Florida’s insurance agents are advising consumers seeking coverage from Citizens Property Insurance Corp. to proceed cautiously, especially for those making comparisons with the private market.
Coverage in the state insurer of last resort may not always be the wisest choice for every homeowner, according to the Florida Association of Insurance Agents (FAIA).
“It’s certainly an alternative, sometimes the only alternative,” said Jeff Grady president and CEO of the FAIA. “But there are considerations regarding policyholder assessments and coverage.”
Grady warns that, depending on a family’s unique insurance needs, gaps in coverage could be significant and policyholder assessments for deficits are both more likely and higher than with standard carriers.
While homeowners in high-risk areas may have few, if any, private market options, many consumers who could purchase private insurance are clamoring for Citizens without always considering the consequences. Agents say that’s due to the mistaken belief that Citizens’ coverage is always comparable and costs less.
“The reality is that Citizens offers a one-size-fits-all policy that often leaves coverage gaps and there is a higher probability that assessments could wipe out any perceived savings,” said Grady.
One potential coverage gap: under a Citizens policy, personal property coverage for all personal belongings, which includes all furniture, electronics, clothing, and household goods, is limited to 50 percent of the home’s value. That may be enough, according to Grady, but most standard market companies allow the limit to be increased; Citizens does not.
Another example is additional living expense coverage, which pays if a policyholder can’t live in a home after it is damaged. Citizens’ maximum is half that of many private carriers. It reimburses only up to 10 percent of the home’s value while many, but not all, private companies provide 20 percent. For example, if the structure is covered for $150,000 and is declared a total loss, Citizens will pay only $15,000 if a policyholder has to live elsewhere while a home is rebuilt. Many private companies would have paid $30,000, according to Grady.
Other potential coverage gaps under Citizens: Liability coverage is limited to $300,000 no matter how much it costs the policyholder in court or how much the final judgment is.
Medical payments are limited to $2,000, which means policyholders must pay out of pocket if a guest is injured in their home and medical costs exceed the coverage limit.

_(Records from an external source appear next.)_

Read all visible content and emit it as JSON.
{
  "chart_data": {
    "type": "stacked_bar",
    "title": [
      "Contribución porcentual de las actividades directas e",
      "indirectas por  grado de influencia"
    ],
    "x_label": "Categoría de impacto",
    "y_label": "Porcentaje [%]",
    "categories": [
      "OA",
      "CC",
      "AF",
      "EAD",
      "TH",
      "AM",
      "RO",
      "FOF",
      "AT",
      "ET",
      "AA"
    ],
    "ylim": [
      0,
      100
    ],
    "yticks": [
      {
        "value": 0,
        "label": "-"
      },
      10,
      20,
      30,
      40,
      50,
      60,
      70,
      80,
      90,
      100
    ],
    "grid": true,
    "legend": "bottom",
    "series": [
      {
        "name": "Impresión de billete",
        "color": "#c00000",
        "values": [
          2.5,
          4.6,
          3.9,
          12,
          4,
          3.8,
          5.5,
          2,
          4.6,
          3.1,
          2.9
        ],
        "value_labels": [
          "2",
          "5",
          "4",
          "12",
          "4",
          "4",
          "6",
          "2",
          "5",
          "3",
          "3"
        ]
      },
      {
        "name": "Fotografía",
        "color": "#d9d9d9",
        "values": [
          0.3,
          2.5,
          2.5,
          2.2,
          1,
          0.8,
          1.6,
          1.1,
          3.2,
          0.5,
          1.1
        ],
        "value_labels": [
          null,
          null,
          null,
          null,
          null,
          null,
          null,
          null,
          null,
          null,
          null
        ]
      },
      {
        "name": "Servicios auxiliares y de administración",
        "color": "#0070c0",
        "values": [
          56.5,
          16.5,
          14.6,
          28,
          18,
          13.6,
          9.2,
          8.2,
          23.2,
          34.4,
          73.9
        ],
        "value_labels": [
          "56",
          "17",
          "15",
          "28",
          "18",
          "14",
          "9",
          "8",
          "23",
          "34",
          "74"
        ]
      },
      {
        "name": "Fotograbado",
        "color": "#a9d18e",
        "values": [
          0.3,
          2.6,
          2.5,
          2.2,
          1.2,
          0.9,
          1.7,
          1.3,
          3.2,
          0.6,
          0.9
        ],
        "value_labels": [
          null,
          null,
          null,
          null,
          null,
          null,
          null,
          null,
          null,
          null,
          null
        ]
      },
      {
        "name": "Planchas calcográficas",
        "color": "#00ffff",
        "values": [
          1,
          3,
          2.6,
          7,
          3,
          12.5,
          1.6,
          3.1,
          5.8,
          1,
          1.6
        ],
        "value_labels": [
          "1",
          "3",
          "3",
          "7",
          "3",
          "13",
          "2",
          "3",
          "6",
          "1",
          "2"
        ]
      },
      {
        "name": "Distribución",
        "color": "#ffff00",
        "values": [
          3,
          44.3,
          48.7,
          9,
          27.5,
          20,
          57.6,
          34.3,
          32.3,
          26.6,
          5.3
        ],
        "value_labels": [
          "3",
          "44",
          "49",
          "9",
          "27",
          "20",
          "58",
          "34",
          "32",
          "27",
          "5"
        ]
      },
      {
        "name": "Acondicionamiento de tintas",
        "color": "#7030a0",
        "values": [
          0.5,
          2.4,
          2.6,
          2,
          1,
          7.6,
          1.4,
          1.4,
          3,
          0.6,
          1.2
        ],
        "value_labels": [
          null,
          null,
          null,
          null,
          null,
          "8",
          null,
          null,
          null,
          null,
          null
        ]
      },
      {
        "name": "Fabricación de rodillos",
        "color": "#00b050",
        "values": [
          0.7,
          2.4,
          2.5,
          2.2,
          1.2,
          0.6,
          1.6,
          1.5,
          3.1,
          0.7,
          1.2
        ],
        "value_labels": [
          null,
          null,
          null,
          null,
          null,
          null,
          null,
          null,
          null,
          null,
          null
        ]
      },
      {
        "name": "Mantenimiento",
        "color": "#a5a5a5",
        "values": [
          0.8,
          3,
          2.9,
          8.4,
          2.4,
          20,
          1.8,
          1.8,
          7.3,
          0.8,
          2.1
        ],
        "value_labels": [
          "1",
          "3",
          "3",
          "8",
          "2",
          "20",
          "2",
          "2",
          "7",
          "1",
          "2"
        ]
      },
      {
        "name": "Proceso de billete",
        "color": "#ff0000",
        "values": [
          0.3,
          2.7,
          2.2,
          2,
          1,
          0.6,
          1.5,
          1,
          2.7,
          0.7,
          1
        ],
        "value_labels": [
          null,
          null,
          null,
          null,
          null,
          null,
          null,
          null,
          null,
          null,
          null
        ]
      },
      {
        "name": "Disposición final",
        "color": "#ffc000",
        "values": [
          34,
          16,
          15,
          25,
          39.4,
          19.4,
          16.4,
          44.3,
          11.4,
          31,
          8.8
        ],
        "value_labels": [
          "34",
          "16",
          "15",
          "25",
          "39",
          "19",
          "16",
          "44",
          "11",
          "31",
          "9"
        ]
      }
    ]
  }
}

For home-based businesses, no coverage is available for outside business pursuits. Animal Liability also isn’t available. So, if a family pet bites or injures someone and the family is sued, policyholders must pay all defense costs and any judgment. Lawsuit coverage for libel or slander also is not covered, Grady added.
FAIA pointed out that less coverage is only one reason for consumers to move slowly with the state-run insurer. In the event that storms drain Citizens’ reserves as they did in 2004 and 2005, Citizens’ policyholders could be surprised.

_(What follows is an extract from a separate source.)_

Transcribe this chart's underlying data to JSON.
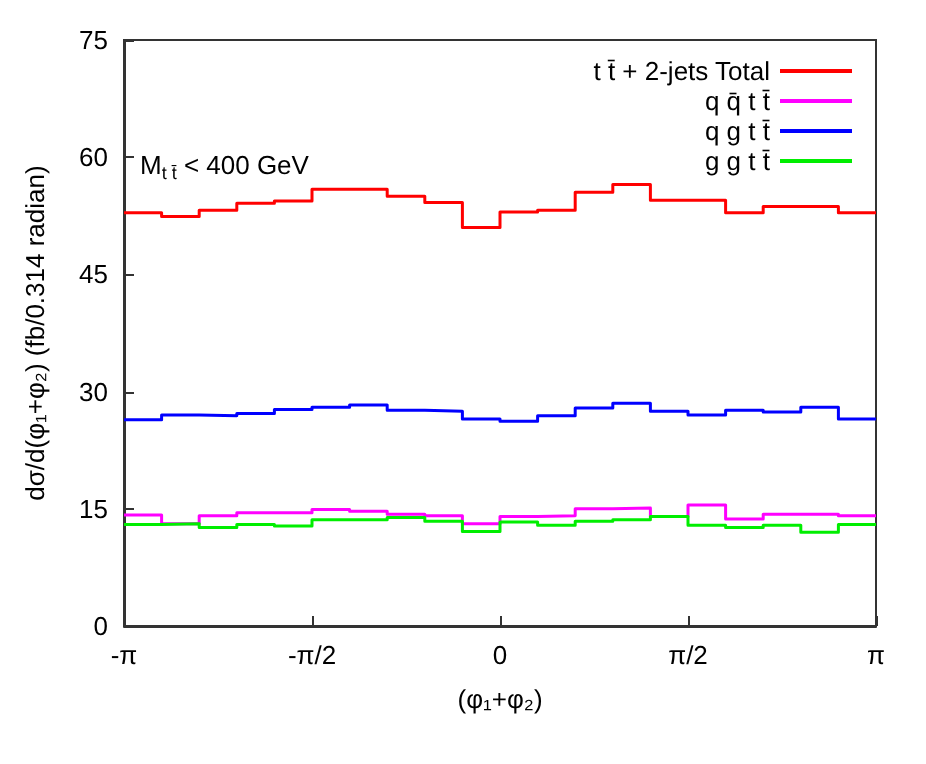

According to a consumer report by the FAIA titled Citizens Assessments, there’s also a hidden cost due to potential deficits. The report explains that during the 2006 legislative session, lawmakers changed the approach for funding deficits in any one or all of Citizens’ three accounts. Citizens’ policyholders will now pay before private market policyholders, beginning in 2008. They also are divided into two categories: homestead and non-homestead, with non-homestead Citizens’ policyholders paying each time there is a deficit for any or all three of the Citizens’ accounts.
The report cautions consumers thinking about Citizens to consider the following:
1.) If there is a deficit in any account of Citizens, Citizens policyholders will pay substantially more in assessments than those insured in the voluntary market who, in most instances, won’t have to pay anything.
2.) Since the voluntary market assessment base was expanded to all lines (except medical malpractice and workers’ compensation), including auto and excess and surplus lines, any assessment of the voluntary market will pale to those levied against a Citizens policyholder.
Grady says that the counsel of an insurance agent is the best way to make certain a Citizens policy is comparable to that of private carriers. That’s why he’s urging everyone to take the time to read their policies and consult with their agents.
“Our agents are working hard to inform customers about the potential increased risks with Citizens,” said Grady. “When you have government proclaiming that Citizens is the answer, it can sometimes be difficult to get that message across.”